THE interim government, which assumed office on August 8, 2024 after the fall of the Awami League regime three days earlier, reckoned with the corruption that built had up on unsolicited rental and quick rental power plants initiated by the Awami League when it assumed office in 2009. The Awami League, which had been in office for a decade and a half in an authoritarian manner, allowed the installation of such power plants, riding on an indemnity law to keep actors and their actions in the power and energy sector above the customary law, as a means to channel public money into private pockets through capacity charges. The capacity charge is the money that the Power Development Board pays power-sector investors even when the plants do not produce electricity, with an aim to cover the loans that the plants receive, along with interest, salaries of the employees and returns on equity.

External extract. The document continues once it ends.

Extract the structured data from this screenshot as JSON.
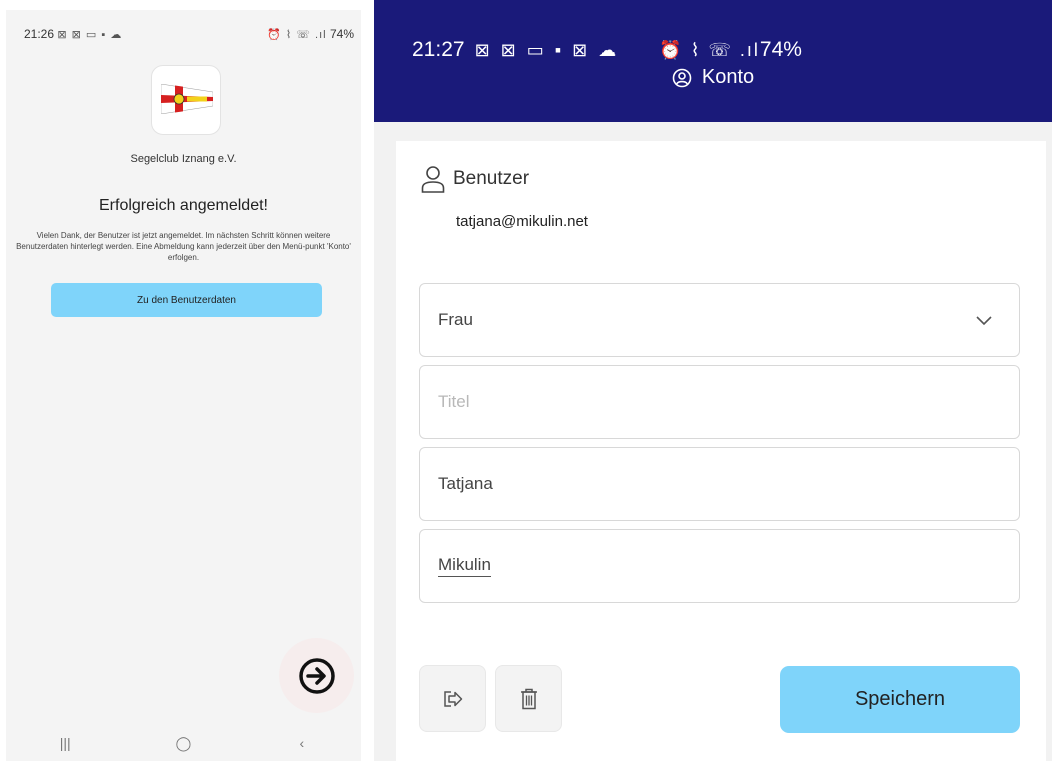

More power plants started being installed, taking the power overcapacity to about 50 per cent, whereas the maximum acceptable power overcapacity threshold is 25 per cent. Even with an increased generation capacity, power woes have not gone away as the government could not create the demand for so much power and could not buy gas or coal to run the plants.
Whilst the capacity charge, more so on an excessive overcapacity, continued to bleed both the power sector and the economy, the situation added to the government’s subsidy on power, most of which is spent on capacity charge payments. The capacity charge in the form of subsidy has now averaged about Tk 30 billion a month for the past 30 months, which include the 17 months of the interim government. Finance ministry officials say that the monthly power subsidy was less than Tk 10 billion in 2021–22. The Finance Division provided about Tk 240 billion to the Power Development Board for the payment of bills in arrears to private power suppliers from the overall allocation of power subsidy at Tk 370 billion for the ongoing financial year. The interim government on November 28, 2024 repealed the Awami League-era Quick Enhancement of Electricity and Energy Supply (Special Provisions) Act 2010 — first extended by two years in 2012, then by four years in 2014, then again by three years in 2018 and finally by five years in 2021 — creating hopes that the government would rethink the agreements, or at least renegotiate them, to end the menace in the energy supply.
The indemnity legislation no longer exists, but the corrupt structure of the power sector centring on capacity charge continues, worryingly, to bleed the power sector and the economy. Whilst the interim government has not done what was imperative for it, it will remain imperative for the next government that would assume office after the February 12 general elections.